Pope wants greater defense of heterosexual marriage

Pope John Paul II pressed his campaign against gay unions Sunday, calling for greater defense of the institution of marriage between man and woman and saying a "misunderstood" sense of rights was altering it.

The pope's comments came amid a Vatican campaign to crack down on same-sex unions.

In his weekly Sunday comments in St. Peter's Square, John Paul said marriage was a "human and divine" gift that society should defend.

"In our times, a misunderstood sense of rights has sometimes disturbed the nature of the family institution and conjugal bond itself," he said. "It is necessary that at every level, the efforts of those who believe in the importance of the family based on matrimony unite."

Serbia-Montenegro

Milosevic-linked party wins parliamentary elections

An extreme nationalist party allied to indicted war criminal Slobodan Milosevic won Serbia's parliamentary elections Sunday but failed to get the majority needed to govern, exit polls show.

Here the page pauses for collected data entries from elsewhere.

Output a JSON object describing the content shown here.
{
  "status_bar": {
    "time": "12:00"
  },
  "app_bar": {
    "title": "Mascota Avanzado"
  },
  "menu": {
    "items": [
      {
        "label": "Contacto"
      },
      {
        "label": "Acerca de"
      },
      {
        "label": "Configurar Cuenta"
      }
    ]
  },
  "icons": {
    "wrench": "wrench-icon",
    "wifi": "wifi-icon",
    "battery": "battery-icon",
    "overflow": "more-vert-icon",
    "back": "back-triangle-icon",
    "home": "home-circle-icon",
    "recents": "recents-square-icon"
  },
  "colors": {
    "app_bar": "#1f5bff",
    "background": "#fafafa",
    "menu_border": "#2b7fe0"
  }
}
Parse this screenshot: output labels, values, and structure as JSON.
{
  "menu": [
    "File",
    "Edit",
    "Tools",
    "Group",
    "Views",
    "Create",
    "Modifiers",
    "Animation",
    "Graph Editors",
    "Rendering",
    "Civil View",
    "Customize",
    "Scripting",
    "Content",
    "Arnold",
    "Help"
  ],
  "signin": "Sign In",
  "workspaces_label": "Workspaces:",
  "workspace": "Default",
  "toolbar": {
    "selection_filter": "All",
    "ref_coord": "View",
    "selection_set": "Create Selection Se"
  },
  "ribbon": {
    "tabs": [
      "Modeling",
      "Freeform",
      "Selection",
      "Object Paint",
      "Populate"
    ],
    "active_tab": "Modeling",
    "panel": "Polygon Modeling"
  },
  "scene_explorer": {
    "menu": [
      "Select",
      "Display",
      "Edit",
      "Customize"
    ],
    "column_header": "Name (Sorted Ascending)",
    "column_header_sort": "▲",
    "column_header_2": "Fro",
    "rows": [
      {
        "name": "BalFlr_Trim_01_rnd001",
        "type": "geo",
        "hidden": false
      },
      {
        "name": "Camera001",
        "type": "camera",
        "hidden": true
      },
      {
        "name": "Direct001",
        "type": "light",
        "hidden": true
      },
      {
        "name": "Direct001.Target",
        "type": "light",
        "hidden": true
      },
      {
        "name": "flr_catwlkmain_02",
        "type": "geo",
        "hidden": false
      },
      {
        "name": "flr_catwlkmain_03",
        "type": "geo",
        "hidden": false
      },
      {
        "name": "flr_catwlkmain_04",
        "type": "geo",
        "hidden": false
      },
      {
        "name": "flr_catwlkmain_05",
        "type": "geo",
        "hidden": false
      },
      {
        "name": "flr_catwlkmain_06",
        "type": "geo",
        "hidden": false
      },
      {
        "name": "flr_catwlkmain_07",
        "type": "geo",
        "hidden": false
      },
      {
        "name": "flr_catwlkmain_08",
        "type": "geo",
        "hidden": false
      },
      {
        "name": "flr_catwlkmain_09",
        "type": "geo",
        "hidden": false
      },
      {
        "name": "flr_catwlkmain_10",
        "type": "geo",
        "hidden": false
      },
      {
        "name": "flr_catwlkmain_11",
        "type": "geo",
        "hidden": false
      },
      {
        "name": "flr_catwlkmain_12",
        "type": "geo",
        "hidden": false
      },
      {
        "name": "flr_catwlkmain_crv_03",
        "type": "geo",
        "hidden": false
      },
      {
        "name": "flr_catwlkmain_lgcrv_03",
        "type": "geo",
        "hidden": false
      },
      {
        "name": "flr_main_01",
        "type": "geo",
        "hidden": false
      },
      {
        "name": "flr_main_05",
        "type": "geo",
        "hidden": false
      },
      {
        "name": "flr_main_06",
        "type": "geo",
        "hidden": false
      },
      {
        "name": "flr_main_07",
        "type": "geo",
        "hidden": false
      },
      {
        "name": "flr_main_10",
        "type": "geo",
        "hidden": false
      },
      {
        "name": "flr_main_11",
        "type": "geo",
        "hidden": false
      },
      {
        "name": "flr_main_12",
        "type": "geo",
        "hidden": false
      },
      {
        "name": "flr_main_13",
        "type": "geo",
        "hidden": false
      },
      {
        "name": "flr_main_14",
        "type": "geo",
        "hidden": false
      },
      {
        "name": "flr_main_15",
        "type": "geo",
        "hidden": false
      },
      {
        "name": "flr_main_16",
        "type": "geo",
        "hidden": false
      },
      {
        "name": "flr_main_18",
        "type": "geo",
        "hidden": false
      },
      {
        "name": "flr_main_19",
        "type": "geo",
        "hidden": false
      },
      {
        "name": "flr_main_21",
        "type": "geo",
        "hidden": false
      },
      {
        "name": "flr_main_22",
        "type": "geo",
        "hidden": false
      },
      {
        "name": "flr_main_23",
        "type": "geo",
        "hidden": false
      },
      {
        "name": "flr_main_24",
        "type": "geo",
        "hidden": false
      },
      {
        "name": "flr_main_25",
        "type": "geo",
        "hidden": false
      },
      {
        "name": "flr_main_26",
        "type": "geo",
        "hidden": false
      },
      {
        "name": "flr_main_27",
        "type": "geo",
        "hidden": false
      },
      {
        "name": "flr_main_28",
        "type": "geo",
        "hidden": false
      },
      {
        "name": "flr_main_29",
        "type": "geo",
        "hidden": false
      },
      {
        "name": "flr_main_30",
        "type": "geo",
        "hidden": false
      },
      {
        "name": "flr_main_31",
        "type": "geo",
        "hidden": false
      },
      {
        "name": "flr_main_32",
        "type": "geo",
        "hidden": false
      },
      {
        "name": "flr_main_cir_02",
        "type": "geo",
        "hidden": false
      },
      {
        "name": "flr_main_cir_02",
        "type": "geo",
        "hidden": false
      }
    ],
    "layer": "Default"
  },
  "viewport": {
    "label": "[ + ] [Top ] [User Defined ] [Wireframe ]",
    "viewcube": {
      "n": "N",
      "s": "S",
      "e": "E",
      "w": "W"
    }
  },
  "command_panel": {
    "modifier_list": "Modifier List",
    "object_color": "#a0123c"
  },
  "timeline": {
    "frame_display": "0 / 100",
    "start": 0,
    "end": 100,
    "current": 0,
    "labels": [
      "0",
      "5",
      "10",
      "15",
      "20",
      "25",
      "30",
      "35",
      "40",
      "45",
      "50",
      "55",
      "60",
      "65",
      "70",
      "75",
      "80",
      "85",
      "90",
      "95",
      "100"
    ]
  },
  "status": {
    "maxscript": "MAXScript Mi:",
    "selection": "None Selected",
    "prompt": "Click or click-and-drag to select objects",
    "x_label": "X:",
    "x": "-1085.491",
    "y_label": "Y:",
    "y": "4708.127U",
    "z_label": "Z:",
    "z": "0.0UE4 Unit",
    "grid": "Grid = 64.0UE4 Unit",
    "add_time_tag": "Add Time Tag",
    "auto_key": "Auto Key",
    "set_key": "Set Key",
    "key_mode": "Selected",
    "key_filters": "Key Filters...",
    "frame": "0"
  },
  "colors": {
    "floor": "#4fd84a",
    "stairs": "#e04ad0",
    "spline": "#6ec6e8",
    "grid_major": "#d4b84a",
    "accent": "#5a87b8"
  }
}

Milosevic and three other war crimes suspects were candidates, but no immediate decision was likely on whether they would get seats. The election's outcome is crucial for the stability of the Serb republic and the entire Balkans, still recovering from four wars incited by Milosevic and his loyalists in the 1990s.

The Serbian Radical party won 27 percent, said the independent Center For Free Elections and Democracy. The moderate nationalist Democratic Party of Serbia came second with 17 percent, while the governing pro-Western Democratic Party was third with about 13 percent.

Miami

Florida will appeal dismissal of teen's murder conviction

While prosecutors wait to hear whether Lionel Tate accepts the plea deal that they offered up for a second time, the attorney general of Florida today will petition the 4th District Court of Appeal to reverse its decision to throw out Tate's murder conviction.

Earlier this month, a three-judge panel ruled that the trial judge should have ordered a hearing to determine Tate's competency because, at 12, he may have been too young to understand a court system.

Tate, now 16, was the youngest American on record to be sentenced to life in prison for murder. He killed a 6-year-old girl when he was 12.